Сделать то же и с табаком было несложным, но в конце концов курить или не курить это личное дело каждого, остальным это жить по большому счету не мешает. Может быть, верхи и должны были сделать все возможное, чтобы эта отрава не попадала в руки подростков, но…разве стоит ради этих сомнительных идеалов терять столько денег?
С проституцией ситуация была схожая. Крайне глупо это все было, говорить об очередных рейдах, мерах борьбы, когда открыв любую газету можно было найти с десяток объявлений об «эскорт услугах».

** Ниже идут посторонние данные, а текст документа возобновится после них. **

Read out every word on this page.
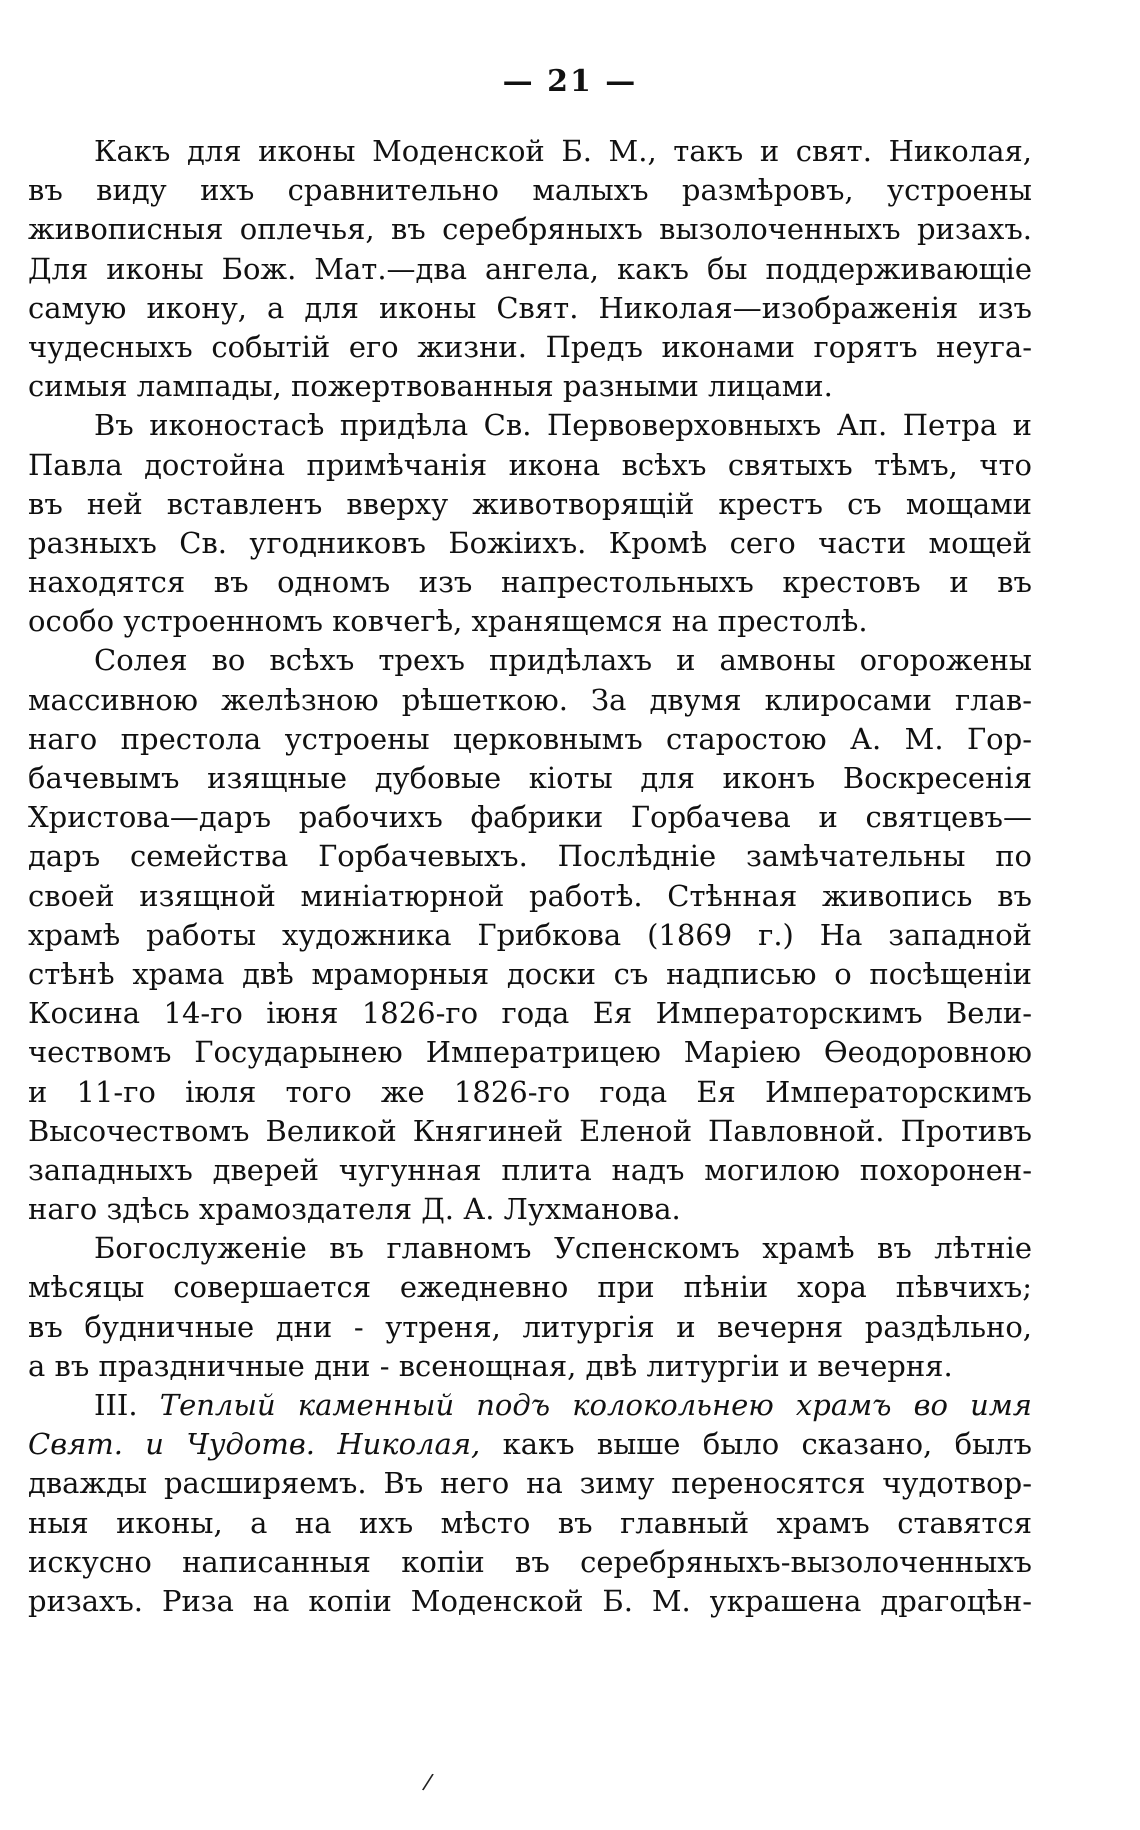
— 21 —
Какъ для иконы Моденской Б. М., такъ и свят. Николая,
въ виду ихъ сравнительно малыхъ размѣровъ, устроены
живописныя оплечья, въ серебряныхъ вызолоченныхъ ризахъ.
Для иконы Бож. Мат.—два ангела, какъ бы поддерживающіе
самую икону, а для иконы Свят. Николая—изображенія изъ
чудесныхъ событій его жизни. Предъ иконами горятъ неуга-
симыя лампады, пожертвованныя разными лицами.
Въ иконостасѣ придѣла Св. Первоверховныхъ Ап. Петра и
Павла достойна примѣчанія икона всѣхъ святыхъ тѣмъ, что
въ ней вставленъ вверху животворящій крестъ съ мощами
разныхъ Св. угодниковъ Божіихъ. Кромѣ сего части мощей
находятся въ одномъ изъ напрестольныхъ крестовъ и въ
особо устроенномъ ковчегѣ, хранящемся на престолѣ.
Солея во всѣхъ трехъ придѣлахъ и амвоны огорожены
массивною желѣзною рѣшеткою. За двумя клиросами глав-
наго престола устроены церковнымъ старостою А. М. Гор-
бачевымъ изящные дубовые кіоты для иконъ Воскресенія
Христова—даръ рабочихъ фабрики Горбачева и святцевъ—
даръ семейства Горбачевыхъ. Послѣдніе замѣчательны по
своей изящной миніатюрной работѣ. Стѣнная живопись въ
храмѣ работы художника Грибкова (1869 г.) На западной
стѣнѣ храма двѣ мраморныя доски съ надписью о посѣщеніи
Косина 14-го іюня 1826-го года Ея Императорскимъ Вели-
чествомъ Государынею Императрицею Маріею Ѳеодоровною
и 11-го іюля того же 1826-го года Ея Императорскимъ
Высочествомъ Великой Княгиней Еленой Павловной. Противъ
западныхъ дверей чугунная плита надъ могилою похоронен-
наго здѣсь храмоздателя Д. А. Лухманова.
Богослуженіе въ главномъ Успенскомъ храмѣ въ лѣтніе
мѣсяцы совершается ежедневно при пѣніи хора пѣвчихъ;
въ будничные дни - утреня, литургія и вечерня раздѣльно,
а въ праздничные дни - всенощная, двѣ литургіи и вечерня.
III. Теплый каменный подъ колокольнею храмъ во имя
Свят. и Чудотв. Николая, какъ выше было сказано, былъ
дважды расширяемъ. Въ него на зиму переносятся чудотвор-
ныя иконы, а на ихъ мѣсто въ главный храмъ ставятся
искусно написанныя копіи въ серебряныхъ-вызолоченныхъ
ризахъ. Риза на копіи Моденской Б. М. украшена драгоцѣн-
/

Но из общей серой массы никто никогда и не задумывался о том, что попустительство в отношение табака и проституции, это банальное желание срубить еще немного денег. Не укладывалось это в их тесные мирки с доброй, пекущейся о них властью. В крайнем случае, они верили, что те, кто сидит у самых истоков власти делает все, что может, но те, кто пониже, просто не выполняют эти поручения так, как надо.
Афанасий Михайлович так и сидел на кровати, погруженный в собственные думы, сидел уже очень долго. Наконец он заметил, что все это Алешка стоял рядом, молча, с покорной и радостной улыбкой, тихо, боясь пошевелиться, держа в руках уже изрядно поостывший завтрак. «Хороший парень, - подумал Афанасий Михайлович, – далеко пойдет».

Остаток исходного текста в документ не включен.